Xavier’s mother had been beaten and was bleeding profusely. When the killers had run out to Xavier, she had crawled to a bedroom. Xavier was then taken into the main bedroom and told to lie on the ground. He began to pray, “Lord, in Jesus’s name, I pray that if they pull the trigger, the bullet doesn’t go off.” Then a chrome 38 Special with a wooden handle was pushed into his face and the trigger pulled. “I saw how the hammer went up and then came down and the revolver went click – it didn’t go off and the Lord had spared my life.”
Confused, the attacker left the room, but was soon back with the others. Xavier was forced to strip to his underwear, his hands were tied with a metal clothes hanger and he was bundled into the shower. Again, he began to pray.
Then an order was given via a two-way radio to shoot him, but his would-be assassin was shaken. “He looked at me, looked at his friend, looked at me again and said, ‘I can’t shoot him, he keeps on saying Jesus Christ, Jesus Christ. Come let’s leave him with the children in the bedroom.” Within minutes the gang had sped off in Xavier’s bakkie.

Thieves are colour-blind
Inland from the Caledon, the SAPS’s failures threaten the viability of an emerging farming enterprise. Isaac Khuto, a Grain SA Developing Grain Producer finalist for 2008, produces mainly maize and wheat on 130ha, and runs 40 beef cows and 135 sheep on his farm Diyatalana and hired land. When I asked Isaac about how cross-border crime affects emerging farmers, he cut me off. “Oh, don’t talk, don’t even talk. We have a big problem with the border.
All the black farmers are struggling with crime in the Ficksburg area, because a thief eats and steals wherever he gets the chance. They don’t care if you’re black or white.”
He says he often loses sheep to thieves, including 57 in August and September 2008. It’s a real threat to the viability of his fledgling
enterprise – especially since his ripening maize is also systematically pilfered. As for his faith in the SAPS, Isaac just laughs. On one occasion, he shared information with the SAPS, but it was never acted upon, leaving him and his neighbour to pursue the thieves unsuccessfully.
He calls this suspicious behaviour, which he says indicates certain SAPS members may be involved in crime – not impossible, considering that in 2007/08 five SAPS officials were arrested for alleged involvement in, or assisting with, drug running in the Ficksburg district.
As for Isaac’s report, “To this day, the SAPS hasn’t come to ask what happened that day,” he says bitterly. “The police are involved.”

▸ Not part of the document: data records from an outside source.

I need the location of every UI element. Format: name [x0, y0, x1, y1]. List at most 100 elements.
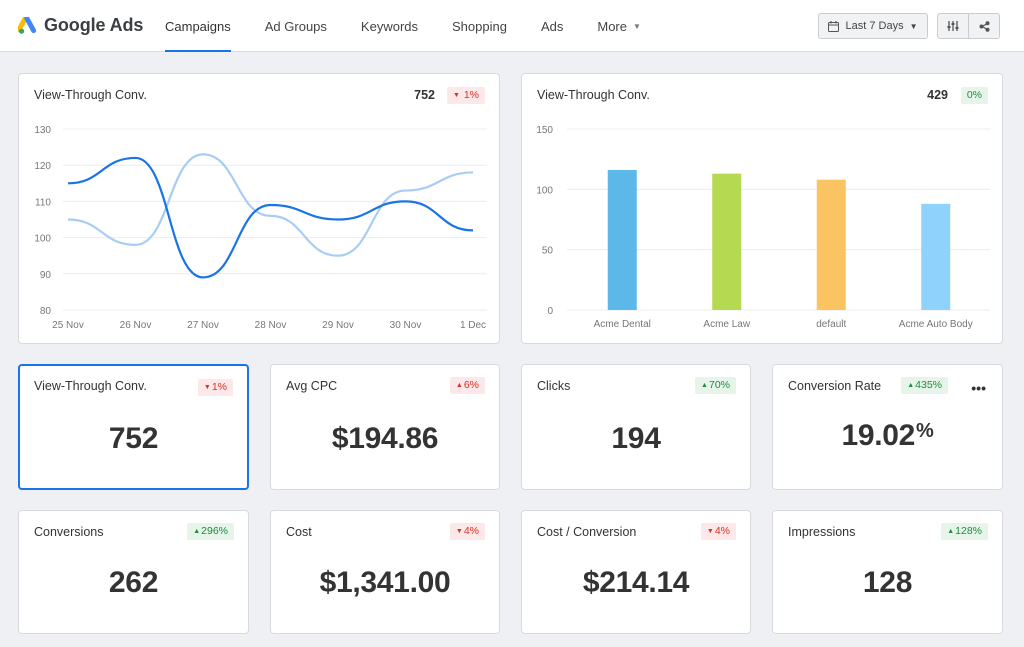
series-line: [67, 156, 474, 279]
metric-title: Cost / Conversion: [537, 525, 637, 539]
x-tick-label: default: [816, 319, 846, 330]
chart-total: 752: [414, 88, 435, 102]
y-tick-label: 150: [536, 125, 553, 136]
card-title: View-Through Conv.: [34, 88, 147, 102]
top-bar: Google Ads Campaigns Ad Groups Keywords …: [0, 0, 1024, 52]
change-badge: ▲6%: [449, 377, 485, 394]
series-line: [67, 153, 474, 257]
x-tick-label: 30 Nov: [390, 320, 422, 331]
nav-tab-ad-groups[interactable]: Ad Groups: [264, 19, 327, 34]
metric-card-conversions[interactable]: Conversions ▲296% 262: [18, 510, 249, 634]
line-chart: 80 90 100 110 120 130 25 Nov 26 Nov 27 Nov 28 Nov…: [34, 125, 487, 331]
y-tick-label: 80: [40, 306, 52, 317]
arrow-down-icon: ▼: [203, 384, 211, 391]
x-tick-label: 25 Nov: [52, 320, 84, 331]
bar-chart-card[interactable]: View-Through Conv. 429 0% 0 50 100 150 Acme …: [521, 73, 1003, 344]
x-tick-label: 27 Nov: [187, 320, 219, 331]
bar: [712, 173, 742, 310]
share-button[interactable]: [968, 13, 1000, 39]
x-tick-label: 26 Nov: [120, 320, 152, 331]
arrow-down-icon: ▼: [706, 528, 714, 535]
y-tick-label: 90: [40, 270, 52, 281]
metric-card-avg-cpc[interactable]: Avg CPC ▲6% $194.86: [270, 364, 500, 490]
line-chart-card[interactable]: View-Through Conv. 752 ▼ 1% 80 90 100 110 12…: [18, 73, 500, 344]
change-badge: ▲128%: [941, 523, 988, 540]
metric-title: Cost: [286, 525, 312, 539]
metric-title: Conversions: [34, 525, 104, 539]
change-badge: ▲70%: [695, 377, 736, 394]
metric-value: 194: [611, 422, 661, 455]
metric-card-cost-per-conversion[interactable]: Cost / Conversion ▼4% $214.14: [521, 510, 751, 634]
x-tick-label: 29 Nov: [322, 320, 354, 331]
more-options-icon[interactable]: •••: [971, 380, 986, 396]
metric-card-conversion-rate[interactable]: Conversion Rate ▲435% ••• 19.02%: [772, 364, 1003, 490]
metric-title: View-Through Conv.: [34, 379, 147, 393]
google-ads-logo[interactable]: Google Ads: [18, 15, 143, 36]
metric-title: Conversion Rate: [788, 379, 882, 393]
metric-value: $1,341.00: [319, 566, 451, 599]
app-name: Google Ads: [44, 15, 144, 35]
filter-button[interactable]: [937, 13, 969, 39]
metric-value: 262: [108, 566, 159, 599]
y-tick-label: 50: [542, 246, 554, 257]
nav-tab-shopping[interactable]: Shopping: [452, 19, 507, 34]
sliders-icon: [947, 21, 959, 31]
nav-tab-ads[interactable]: Ads: [540, 19, 564, 34]
main-nav: Campaigns Ad Groups Keywords Shopping Ad…: [148, 0, 658, 52]
x-tick-label: Acme Dental: [594, 319, 651, 330]
arrow-down-icon: ▼: [455, 528, 463, 535]
metric-title: Avg CPC: [286, 379, 338, 393]
percent-suffix: %: [916, 420, 934, 442]
arrow-up-icon: ▲: [947, 528, 955, 535]
arrow-down-icon: ▼: [452, 92, 460, 99]
x-tick-label: 28 Nov: [255, 320, 287, 331]
bar-chart: 0 50 100 150 Acme Dental Acme Law default Acme …: [536, 125, 990, 330]
metric-value: 752: [108, 422, 159, 455]
change-badge: ▼4%: [449, 523, 485, 540]
y-tick-label: 130: [34, 125, 51, 136]
metric-title: Impressions: [788, 525, 856, 539]
nav-tab-keywords[interactable]: Keywords: [360, 19, 418, 34]
chevron-down-icon: ▼: [909, 21, 918, 31]
calendar-icon: [828, 20, 840, 32]
change-badge: 0%: [960, 87, 988, 104]
y-tick-label: 0: [547, 306, 553, 317]
change-badge: ▼1%: [197, 379, 233, 396]
bar: [816, 179, 846, 310]
arrow-up-icon: ▲: [193, 528, 201, 535]
arrow-up-icon: ▲: [907, 382, 915, 389]
arrow-up-icon: ▲: [455, 382, 463, 389]
metric-value: $194.86: [331, 422, 439, 455]
nav-tab-more[interactable]: More ▼: [597, 19, 641, 34]
chevron-down-icon: ▼: [632, 22, 641, 31]
card-title: View-Through Conv.: [537, 88, 650, 102]
google-ads-logo-icon: [18, 16, 37, 34]
metric-title: Clicks: [537, 379, 571, 393]
metric-card-view-through-conv[interactable]: View-Through Conv. ▼1% 752: [18, 364, 249, 490]
y-tick-label: 100: [34, 234, 51, 245]
arrow-up-icon: ▲: [701, 382, 708, 389]
metric-value: 128: [862, 566, 913, 599]
x-tick-label: 1 Dec: [460, 320, 486, 331]
bar: [607, 170, 637, 310]
change-badge: ▼4%: [700, 523, 736, 540]
date-range-button[interactable]: Last 7 Days ▼: [818, 13, 928, 39]
metric-value: 19.02%: [841, 419, 934, 452]
metric-value: $214.14: [582, 566, 690, 599]
change-badge: ▲435%: [901, 377, 948, 394]
change-badge: ▲296%: [187, 523, 234, 540]
y-tick-label: 120: [34, 161, 51, 172]
nav-tab-campaigns[interactable]: Campaigns: [148, 0, 248, 52]
metric-card-cost[interactable]: Cost ▼4% $1,341.00: [270, 510, 500, 634]
bar: [921, 203, 951, 310]
x-tick-label: Acme Auto Body: [899, 319, 973, 330]
chart-total: 429: [927, 88, 948, 102]
metric-card-clicks[interactable]: Clicks ▲70% 194: [521, 364, 751, 490]
share-icon: [979, 20, 989, 32]
date-range-label: Last 7 Days: [845, 20, 904, 32]
y-tick-label: 110: [35, 197, 51, 208]
y-tick-label: 100: [536, 185, 553, 196]
change-badge: ▼ 1%: [446, 87, 485, 104]
x-tick-label: Acme Law: [703, 319, 750, 330]
metric-card-impressions[interactable]: Impressions ▲128% 128: [772, 510, 1003, 634]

For more on Isaac’s farming enterprise, see our New Farmer section on pg 56.

The SAPS has its say
When I met SAPS communications officer Sergeant Majang Masupa in Ficksburg, she insisted that the SAPS is fighting crime as best it can. “We do have cross-border operations – we stop and search for dagga and all those things,” she assured me. “The Borderline Control Police patrol do professional police work.” Sergeant Masupa admits, however, that the amorphous Lesotho border is a problem, presenting dozens of press releases documenting cross-border crime and token SAPS successes. I get the sense that the SAPS knows it’s losing the battle against crime in Ficksburg, but in all fairness, as she explains, the SAPS can’t solve the major issue – the lack of a physical border. “We need a fence,” she says. “In Zone 8 (a certain section of the border) it’s easy to take stolen vehicles over the river. There is free movement. The issue must be discussed with the relevant departments. We did complain about it,” Sergeant Masupa says.